Unless you’ve been living under a rock deep in the interior of the earth’s core you cannot fail to have come across the hashtag RealAsianGranny, brought on by the newly commissioned CBBC sitcom Living With The Lams.
I never met my #RealAsianGranny. I never met my #RealAsianMum or my #RealAsianDad. That’s the legacy of being a transracial adoptee. As bitter sweet as it is to see all the differing tales and recollections on my twitter feed, it’s also comforting in a strange way.
Reading the numerous tweets from people remembering their grandmothers, I cannot help but be impressed, overwhelmed by the sheer diversity, depth, breadth and glorious variety. As is the case with any other group of people in the UK, British East Asians have their own diversity. Why this cannot be acknowledged and embraced by the likes of the BBC and Twenty Twenty Television in 2019, lord only knows.
Yet here we are again. British East Asians, fighting to be represented on screen as anything other than the hackneyed, stereotypical, racist tropes of old.
Pilot script even has one character calling another a ‘Chonger’
Dumplings being retrieved from an oven
A Tiger Mum and a Grandmother that spits, speaks very little and when she does it’s not in English and she’s constantly munching on fortune cookies. The Granny is the epitome of all that exotic, eastern mysticism and ‘otherness’, favoured by so many in the west. even now.

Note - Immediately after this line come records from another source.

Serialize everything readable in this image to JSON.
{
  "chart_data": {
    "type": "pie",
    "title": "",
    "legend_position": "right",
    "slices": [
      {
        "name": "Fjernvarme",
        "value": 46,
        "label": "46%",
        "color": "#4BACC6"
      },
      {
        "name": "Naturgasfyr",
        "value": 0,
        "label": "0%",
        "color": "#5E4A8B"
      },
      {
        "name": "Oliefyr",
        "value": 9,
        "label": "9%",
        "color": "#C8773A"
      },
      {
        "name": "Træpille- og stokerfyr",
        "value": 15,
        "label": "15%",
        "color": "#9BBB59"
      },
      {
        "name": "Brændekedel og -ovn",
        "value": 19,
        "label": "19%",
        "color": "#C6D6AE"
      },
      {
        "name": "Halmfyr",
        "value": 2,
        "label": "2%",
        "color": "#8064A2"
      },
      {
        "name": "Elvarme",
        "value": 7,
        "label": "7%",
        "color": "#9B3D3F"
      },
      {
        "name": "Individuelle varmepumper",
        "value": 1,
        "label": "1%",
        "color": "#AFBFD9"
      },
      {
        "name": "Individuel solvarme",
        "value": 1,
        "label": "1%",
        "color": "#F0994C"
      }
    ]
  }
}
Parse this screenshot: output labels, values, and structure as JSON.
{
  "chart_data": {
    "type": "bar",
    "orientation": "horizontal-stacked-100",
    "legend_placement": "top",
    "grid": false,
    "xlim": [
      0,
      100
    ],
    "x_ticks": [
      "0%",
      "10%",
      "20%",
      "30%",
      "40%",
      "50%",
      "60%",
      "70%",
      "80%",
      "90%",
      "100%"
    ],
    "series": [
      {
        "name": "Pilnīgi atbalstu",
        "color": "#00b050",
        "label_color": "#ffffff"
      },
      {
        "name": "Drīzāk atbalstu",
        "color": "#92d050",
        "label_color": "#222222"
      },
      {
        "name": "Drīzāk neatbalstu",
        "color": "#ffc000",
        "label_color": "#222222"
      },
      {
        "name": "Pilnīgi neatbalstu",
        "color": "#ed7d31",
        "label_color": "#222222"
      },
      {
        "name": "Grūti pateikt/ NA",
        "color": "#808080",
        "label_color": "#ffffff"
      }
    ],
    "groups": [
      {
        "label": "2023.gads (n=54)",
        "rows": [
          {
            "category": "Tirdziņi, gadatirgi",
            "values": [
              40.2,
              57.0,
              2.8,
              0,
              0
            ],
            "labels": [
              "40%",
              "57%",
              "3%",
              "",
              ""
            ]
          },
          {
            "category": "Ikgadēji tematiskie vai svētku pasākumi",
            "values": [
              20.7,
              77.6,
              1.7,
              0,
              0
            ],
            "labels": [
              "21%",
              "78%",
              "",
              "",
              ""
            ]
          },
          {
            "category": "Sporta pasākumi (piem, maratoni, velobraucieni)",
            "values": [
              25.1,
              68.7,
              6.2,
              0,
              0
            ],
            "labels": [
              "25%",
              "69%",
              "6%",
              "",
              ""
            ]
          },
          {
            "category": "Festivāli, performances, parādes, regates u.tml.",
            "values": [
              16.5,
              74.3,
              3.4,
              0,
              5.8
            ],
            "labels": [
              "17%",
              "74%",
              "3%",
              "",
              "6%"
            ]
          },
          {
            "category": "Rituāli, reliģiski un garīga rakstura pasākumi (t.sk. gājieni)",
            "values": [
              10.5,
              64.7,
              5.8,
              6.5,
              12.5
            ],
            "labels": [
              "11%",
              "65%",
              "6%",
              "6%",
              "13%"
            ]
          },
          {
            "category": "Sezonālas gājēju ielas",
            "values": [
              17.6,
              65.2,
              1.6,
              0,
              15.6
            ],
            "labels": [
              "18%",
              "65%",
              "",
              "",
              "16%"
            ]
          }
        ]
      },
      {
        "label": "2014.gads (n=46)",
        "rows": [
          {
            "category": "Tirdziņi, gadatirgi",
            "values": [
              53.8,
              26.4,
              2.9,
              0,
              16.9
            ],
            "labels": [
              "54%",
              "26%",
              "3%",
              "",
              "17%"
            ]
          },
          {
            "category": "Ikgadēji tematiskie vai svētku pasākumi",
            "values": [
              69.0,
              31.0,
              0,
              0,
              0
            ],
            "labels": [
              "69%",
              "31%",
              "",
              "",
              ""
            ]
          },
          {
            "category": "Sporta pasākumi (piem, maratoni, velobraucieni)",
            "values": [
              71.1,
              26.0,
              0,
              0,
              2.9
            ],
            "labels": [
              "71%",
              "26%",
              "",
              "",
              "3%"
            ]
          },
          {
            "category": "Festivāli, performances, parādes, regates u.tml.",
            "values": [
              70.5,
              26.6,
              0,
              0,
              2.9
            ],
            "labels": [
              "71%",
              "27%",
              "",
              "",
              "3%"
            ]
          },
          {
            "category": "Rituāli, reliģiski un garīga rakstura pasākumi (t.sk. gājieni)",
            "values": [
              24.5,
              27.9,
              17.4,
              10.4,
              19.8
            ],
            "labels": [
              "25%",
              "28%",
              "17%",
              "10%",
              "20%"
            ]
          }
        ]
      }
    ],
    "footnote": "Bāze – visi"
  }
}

All of which has deeply concerned and angered many in the British East Asian Artists community and beyond. The pilot script was written by non-BEA writers.
#RealAsianGranny shows how nuanced, how complex and multifaceted the BEA community is. We are more than the sum of the paltry parts, some in British culture would confine and shackle us to.
Wake up BBC and smell the coffee!
Have you not heard of Fresh of The Boat? Or is it because this is a sitcom for children, so it just doesn’t matter? Childrens’ TV is hugely important in helping to shape the attitudes and minds of our future adults by exposing them to the the actuality of our country’s true diversity. Not to re-enforce old prejudices and inaccurate and incorrect stereotypes.
Whatever the rationale, whatever the justification the corporate mind of the BBC, try and tell themselves, it just is not acceptable in contemporary, multicultural, poly-ethnic Britain.
As a BME (British Minority Ethnic), BEAs see how other BME groups are treated. How casual, overt, below-the-line, institutionalised and structural racism are, at least, publicly condemned. Yet when it comes to BEAs, some how these sensibilities are not applied. The use of blatant racist terms when levelled against BEAs, is somehow not as damaging, demeaning or outright offensive.
Public attitudes, press, social media responses are usually peppered with the attitude that we’re making a mountain out of a mole-hill. That somehow these displays of racism and degradation i.e. using the “C” word are acts of affection and meant in a good humoured way! That the odious practice of Yellowface is, in fact a term of endearment.
Get over yourself, where’s your sense of humour?
That’s a phrase I’ve heard many times an oft when BEAs have identified and called out the hate and racism they witness towards themselves, in culture and everyday life. Surely, as a so called, civilised, contemporary society, that prides itself in being tolerant and just, we have to ask ourselves, why, British East Asians are treated with such disdain?